No waiting for the tapping at the window.
The opening of the door.

Monday, April 4, 2011

The Days Pass, Inconsequential

True to form the ducks the ducks uncooperative
but what the hell, off with the sport coat,
grab the jack, get down to the nitty gritty
the nuts and bolts of it all. The jig finally up.
The hum of the Internet. The whole thing
captured on laser disc for review, with commentary,
a colorized feed tracking the procession of electrons
trickling through the labyrinth of homes
awash with the glow of information.
Kindergarteners bemused. Ducks imprinting
themselves upon freights meandering
through the twilight and into Act 2 Scene 7
where Winifred - dear departed Winnie -
comes clomping in - As if what? As if nothing
had happened? Nothing had transpired? -
demanding lunch money, an explanation,
a getaway car, a full tank of gas.  Something.
Anything.
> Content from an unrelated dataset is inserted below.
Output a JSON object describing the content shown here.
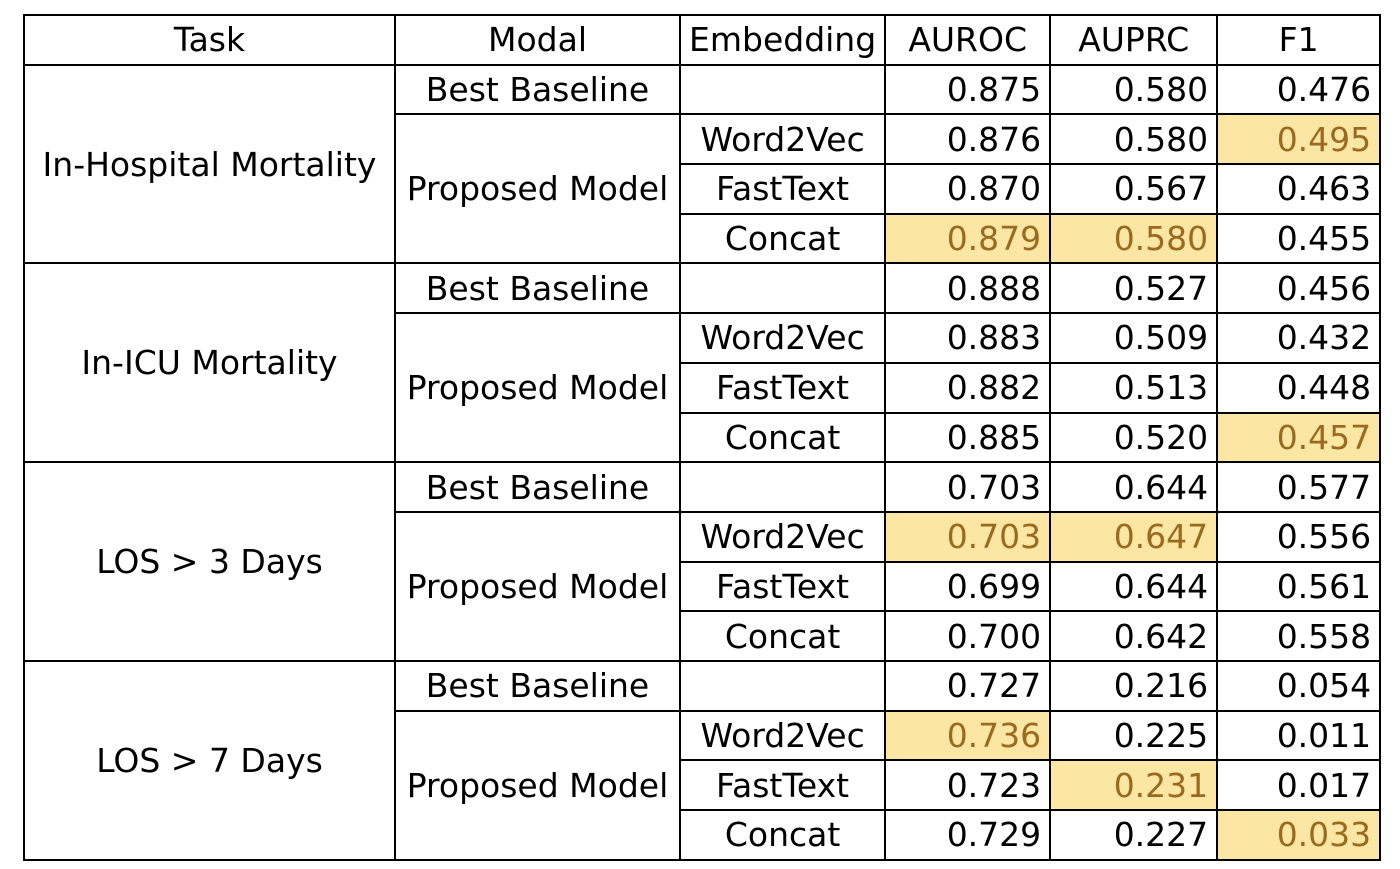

Desperately trying to match
the tempo, to capture the speeding bullet,
trailing a wake of Pik-Up Sticks, dancing away
her cares and woes under the watchful eye
of canvas, driving home with every step,
every gesture, every blink of the eye,
the importance of rain, the importance of sunlight,
and the days passing inconsequential,
leaving their mark on every last one of us.

Sunday, April 3, 2011

Your Next Vacancy

You google your next vacancy, and discover America:
potatoes boiling on a stove
pork chops simmering in a pan
a swimmer chasing a whitecap
the claw-toed combing the beach for pebbles to sell on eBay.
A Magic Eight Ball welcomes you like a benediction;
it's open arms the cruise you've been waiting for.
The lyrics from your childhood Saturdays repeat unchanged
populating a Whitmanesque landscape
as familiar to you as the baseball cards
you so foolishly traded.
The code scribbled onto your palm
during a stoop ball game
reminds you of your high school sweetheart
whose photo surfaced last week on Facebook
with the lines you failed to deliver.
Your station wagon worries a roadmap
like a blackjack player who can feel the next hit,
the hit that will carry him on its shoulders -
a cross country runner returning
to his small coastal village victorious.
You know where this short story is going.
Again you will try to rewrite the last line
as it happened when you opened your fist for your father
and three nickels spilled out onto the table.

Saturday, April 2, 2011

Relentless First Buyers

You repackage yourself in a desperate attempt
to overnight to Atlanta -
Home of the Braves
and Coca-Cola
and wellspring of relentless buyers
who line up each morning
with characteristic aplomb
for first dibs and coffee
having watched public television
much of the previous evening.
SUVs occupy your inner self -
a self patterned after others
luring drivers into the castle's insidious moat
dumbstruck with free passes to the furniture expo.
The jetty you long admired will soon be erased
the drawbridge raised without remorse
as you shun the mundanity of musical chairs
for the frenzied insistence of the Tango.
Before long, that scene too will change
and you will be off again
on yet another flight of flimsy
to relearn foreign alphabets
and collect phrases disproving the obvious
remembering at the last moment
to turn off the gas burners on the pale stoves
in the sad, cramped kitchens of your memory.

Friday, April 1, 2011

The Definite Article

The postmortem yielded little
so we broke for refreshments
comparing notes on the different containers
we had drunk Coke from over the years
one hyperbolic guy insisting
that he had drunk Coke
from a hobble-skirt bottle
so designed to make them easy to find
in a bucket of ice water.
We were able to reach a consensus
on a few agenda items
including overuse of the definite article
whose red flag had taxied many to Google.
I pulled my backpack onto one shoulder
and was struck by the connect-the-dots simplicity
of a huge wooden waterwheel
surrounded by loaded brushes
pointed at several hundred gessoed canvases
strewn about a makeshift landscape.
I returned to share my excitement
but the cupboard
merely echoed the rigors of rehearsals.